Apple's Anti-Tampering Patent: Could It Make Mobile Payments Safe?

One of the biggest risks of mobile payments is the possibility that a smartphone has been tampered with, either physically or with malware, in ways that put payment accounts at risk by thieves. But a patent issued to Apple on February 1 suggests that the Cupertino crowd may have plans for detecting iPhone and iPad tampering in near real time—and even shutting down phones that have been tampered with.

Apple's patent application makes clear it's mainly aimed at iPhone abuse that would void the phone's warranty. But it's just as clear that the abuse-detection system could go much further than that. If Apple decides to use it to bolster the security of the iPhone and iPad for mobile payments, that could make the iPad much more secure for retailers as an in-store payments device used by employees—and make the iPhone a much safer way for customers to make mobile payments.

The patent, #7,880,591, is for a system for "detecting whether consumer abuse has occurred in an electronic device." Put simply, Apple's design works like this: A set of sensors identifies potential abuse from liquid immersion, extreme heat, physical shock or tampering. Any "abuse event" is logged in special tamper-proof memory, and the device is shut down—but it periodically wakes up to check whether the abuse is still going on.

If the device is still wet or hot or otherwise being abused, the device goes back to sleep. If the abuse has ended, the device runs a self-test and either flashes the iPhone equivalent of a "check engine" light or returns to normal operation. But the log of the abuse event remains, encrypted and password-protected. So if the device is returned to the manufacturer for service, a technician can identify any "abuse events" and whether that abuse could have caused the problem that needs repair.

In itself, this is a clever diagnostic system. And it should help Apple keep the warranty replacement costs down on future iPhones and iPads. (The patent specifically mentions its usefulness as a "countermeasure against crafty consumers," who want to file a false warranty claim when they've abused their devices.)

For retailers' IT departments, that's a potential pain. Employees rarely admit they do anything to IT equipment other than use it properly. A company-issued iPhone or iPad has never been dropped in a toilet, roasted on a hot car dashboard or bounced down a flight of steps. If Apple installs an abuse-detection system in future i-devices, a lot more warranty claims from IT departments could be rejected—and service contracts might start looking like a necessary expense.

But there's a much stronger reason this patent is interesting for retailers. Apple wants to be a player in mobile payments, and retailers want to use Apple devices for in-store payments. If Apple pushes the patent's ideas just a little further—periodically checking for both physical abuse and malware—that could help maintain the integrity of an iPhone or iPad as a payment device in two obvious ways.

The first is hardening the iPhone and iPad for use as in-store payment devices.

The first is hardening the iPhone and iPad for use as in-store payment devices. Apple uses iPhones in its own stores, where salespeople can check customers out on the spot, and it's a logical way for many retailers to use a tablet like the iPad. The problem: Handing a highly portable point-of-sale device to associates is a risky proposition. You don't want the devices accidentally damaged; it could cause glitches that make the customer experience less pleasant or that ring up the wrong sale.

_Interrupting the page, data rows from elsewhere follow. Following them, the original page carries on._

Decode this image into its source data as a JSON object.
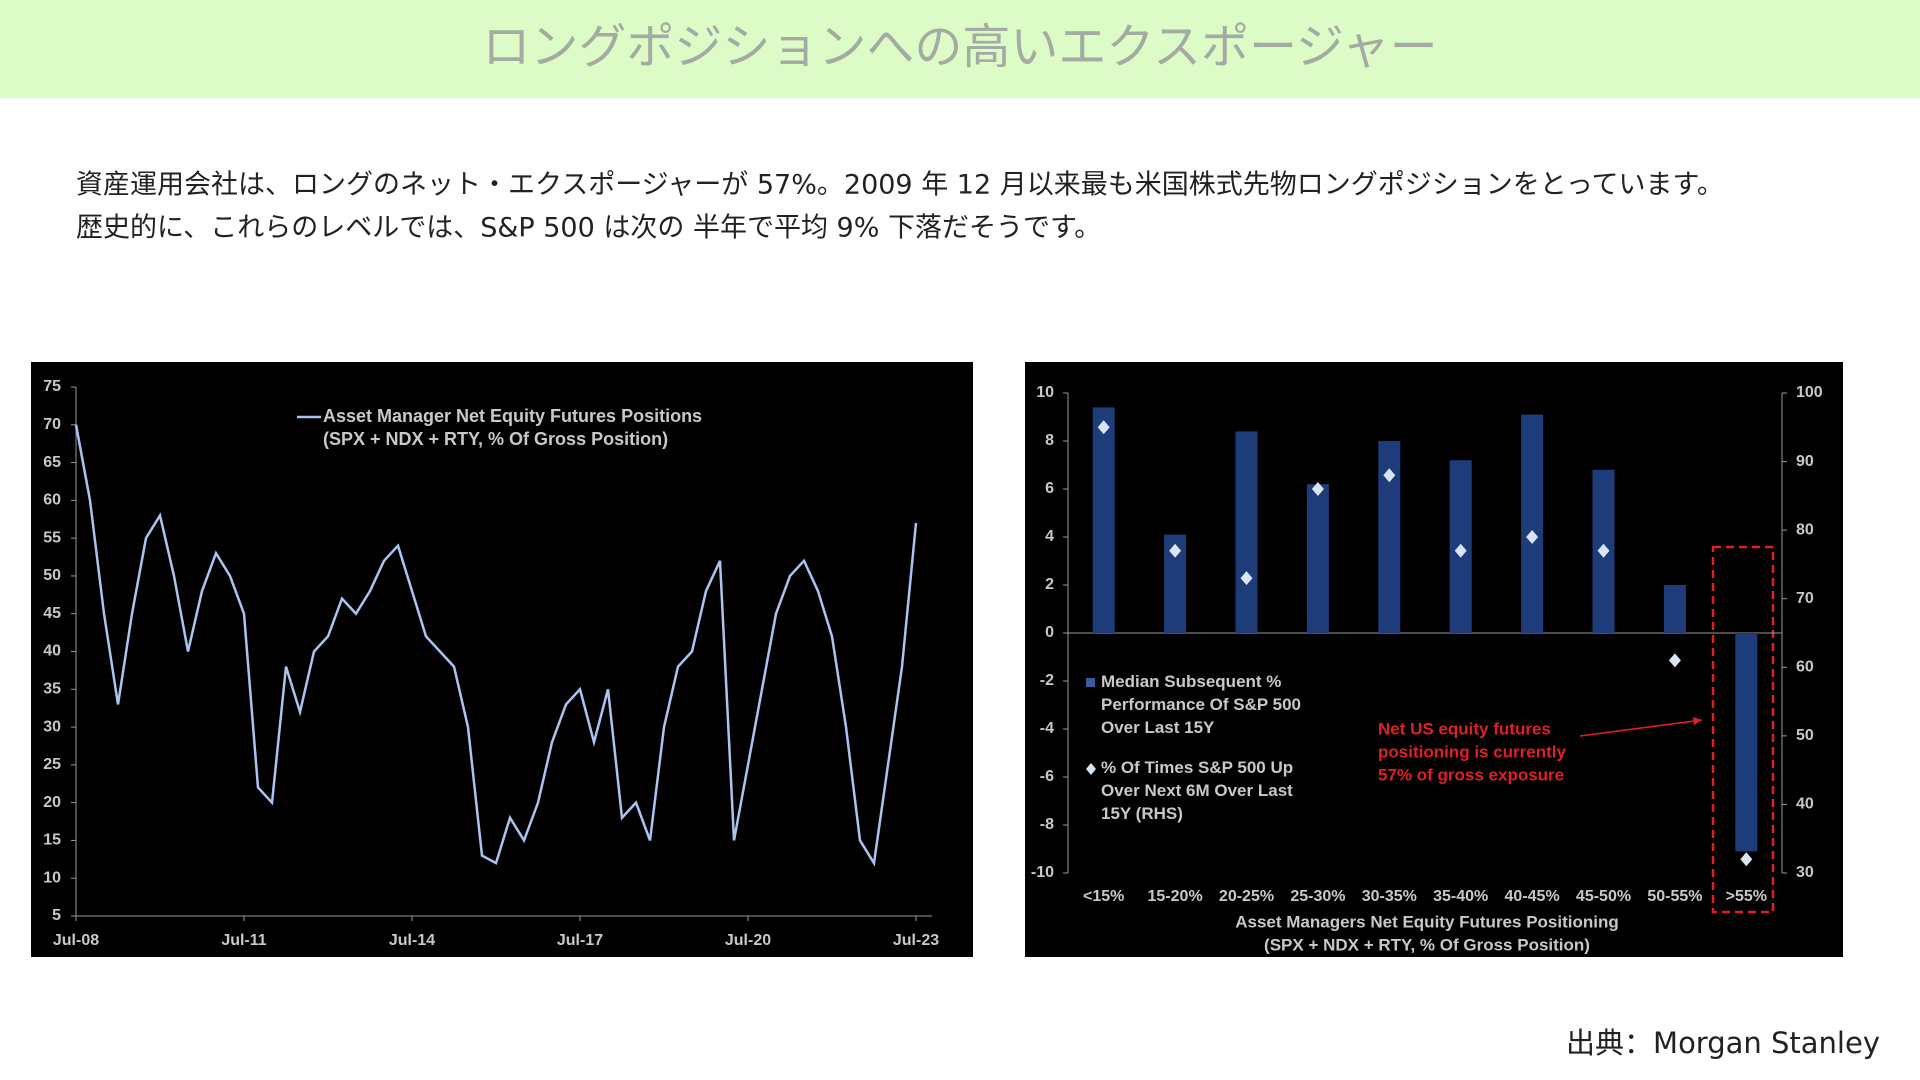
{
  "title": "ロングポジションへの高いエクスポージャー",
  "body": [
    "資産運用会社は、ロングのネット・エクスポージャーが 57%。2009 年 12 月以来最も米国株式先物ロングポジションをとっています。",
    "歴史的に、これらのレベルでは、S&P 500 は次の 半年で平均 9% 下落だそうです。"
  ],
  "source": "出典：Morgan Stanley",
  "chart_data": [
    {
      "type": "line",
      "x": [
        "Jul-08",
        "Oct-08",
        "Jan-09",
        "Apr-09",
        "Jul-09",
        "Oct-09",
        "Jan-10",
        "Apr-10",
        "Jul-10",
        "Oct-10",
        "Jan-11",
        "Apr-11",
        "Jul-11",
        "Oct-11",
        "Jan-12",
        "Apr-12",
        "Jul-12",
        "Oct-12",
        "Jan-13",
        "Apr-13",
        "Jul-13",
        "Oct-13",
        "Jan-14",
        "Apr-14",
        "Jul-14",
        "Oct-14",
        "Jan-15",
        "Apr-15",
        "Jul-15",
        "Oct-15",
        "Jan-16",
        "Apr-16",
        "Jul-16",
        "Oct-16",
        "Jan-17",
        "Apr-17",
        "Jul-17",
        "Oct-17",
        "Jan-18",
        "Apr-18",
        "Jul-18",
        "Oct-18",
        "Jan-19",
        "Apr-19",
        "Jul-19",
        "Oct-19",
        "Jan-20",
        "Apr-20",
        "Jul-20",
        "Oct-20",
        "Jan-21",
        "Apr-21",
        "Jul-21",
        "Oct-21",
        "Jan-22",
        "Apr-22",
        "Jul-22",
        "Oct-22",
        "Jan-23",
        "Apr-23",
        "Jul-23"
      ],
      "series": [
        {
          "name": "Asset Manager Net Equity Futures Positions",
          "color": "#a9c4f0",
          "values": [
            70,
            60,
            45,
            33,
            45,
            55,
            58,
            50,
            40,
            48,
            53,
            50,
            45,
            22,
            20,
            38,
            32,
            40,
            42,
            47,
            45,
            48,
            52,
            54,
            48,
            42,
            40,
            38,
            30,
            13,
            12,
            18,
            15,
            20,
            28,
            33,
            35,
            28,
            35,
            18,
            20,
            15,
            30,
            38,
            40,
            48,
            52,
            15,
            25,
            35,
            45,
            50,
            52,
            48,
            42,
            30,
            15,
            12,
            25,
            38,
            57
          ]
        }
      ],
      "legend_note": "(SPX + NDX + RTY, % Of Gross Position)",
      "xticks": [
        "Jul-08",
        "Jul-11",
        "Jul-14",
        "Jul-17",
        "Jul-20",
        "Jul-23"
      ],
      "ylim": [
        5,
        75
      ],
      "yticks": [
        5,
        10,
        15,
        20,
        25,
        30,
        35,
        40,
        45,
        50,
        55,
        60,
        65,
        70,
        75
      ]
    },
    {
      "type": "bar",
      "categories": [
        "<15%",
        "15-20%",
        "20-25%",
        "25-30%",
        "30-35%",
        "35-40%",
        "40-45%",
        "45-50%",
        "50-55%",
        ">55%"
      ],
      "series": [
        {
          "name": "Median Subsequent % Performance Of S&P 500 Over Last 15Y",
          "color": "#1f3c7a",
          "values": [
            9.4,
            4.1,
            8.4,
            6.2,
            8.0,
            7.2,
            9.1,
            6.8,
            2.0,
            -9.1
          ]
        },
        {
          "name": "% Of Times S&P 500 Up Over Next 6M Over Last 15Y (RHS)",
          "color": "#d8e4f7",
          "axis": "y2",
          "values": [
            95,
            77,
            73,
            86,
            88,
            77,
            79,
            77,
            61,
            32
          ]
        }
      ],
      "xlabel": [
        "Asset Managers Net Equity Futures Positioning",
        "(SPX + NDX + RTY, % Of Gross Position)"
      ],
      "annotation": [
        "Net US equity futures",
        "positioning is currently",
        "57% of gross exposure"
      ],
      "ylim": [
        -10,
        10
      ],
      "yticks": [
        -10,
        -8,
        -6,
        -4,
        -2,
        0,
        2,
        4,
        6,
        8,
        10
      ],
      "y2lim": [
        30,
        100
      ],
      "y2ticks": [
        30,
        40,
        50,
        60,
        70,
        80,
        90,
        100
      ]
    }
  ]
}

You also don't want associates intentionally tampering with the devices with the intent of stealing payment-card information. It's no real surprise that the PCI Council is skittish about certifying mobile devices and software. Securing payment-card hardware and software is hard enough when it's installed in a store. But for associates, sneaking a mobile device home at night is relatively easy. And if an associate hacks the device by installing software to capture payment-card numbers, that blows away your PCI security.

But what if Apple extends its anti-tampering surveillance to include checking for software that shouldn't be on the device? Then a hacked tablet or phone would become a brick as soon as the system spots the tampering. It wouldn't just be a non-threat; it would also be a dead giveaway that the associate has done something very wrong with what's supposed to be a secure payment device.

If retailer-owned mobile devices are a security challenge, customer-owned devices are much bigger targets. Smartphone users are walking around with powerful computers in their pockets—computers that face increasingly clever techniques for stealing payment-card information. Unfortunately, most smartphone users also don't care much about security. They won't worry about malware until it causes them real problems.

That's the second place that, with a little stretching, Apple's anti-tampering patent could make a difference in mobile payments. Imagine an iPhone that checked itself for malware and shut itself down if any was found. That would absolutely block any software designed to steal payment-card information or interfere with mobile-payment processes.

And if an infected smartphone suddenly became a brick, customers would have very good reason to deal promptly with a malware problem. After all, they won't be making any phone calls—much less any mobile payments—until the problem is cleaned up.

That would make mobile payments a lot safer. It would also be a huge risk for Apple, which has already tried mightily (and with limited success) to keep its i-devices locked down. Adding a "feature" that threatens to shut down a phone at any moment would really raise the bar for Apple's quality control, especially when it comes to software sold through iTunes.

Then again, it would set a new standard for mobile-payment security, too.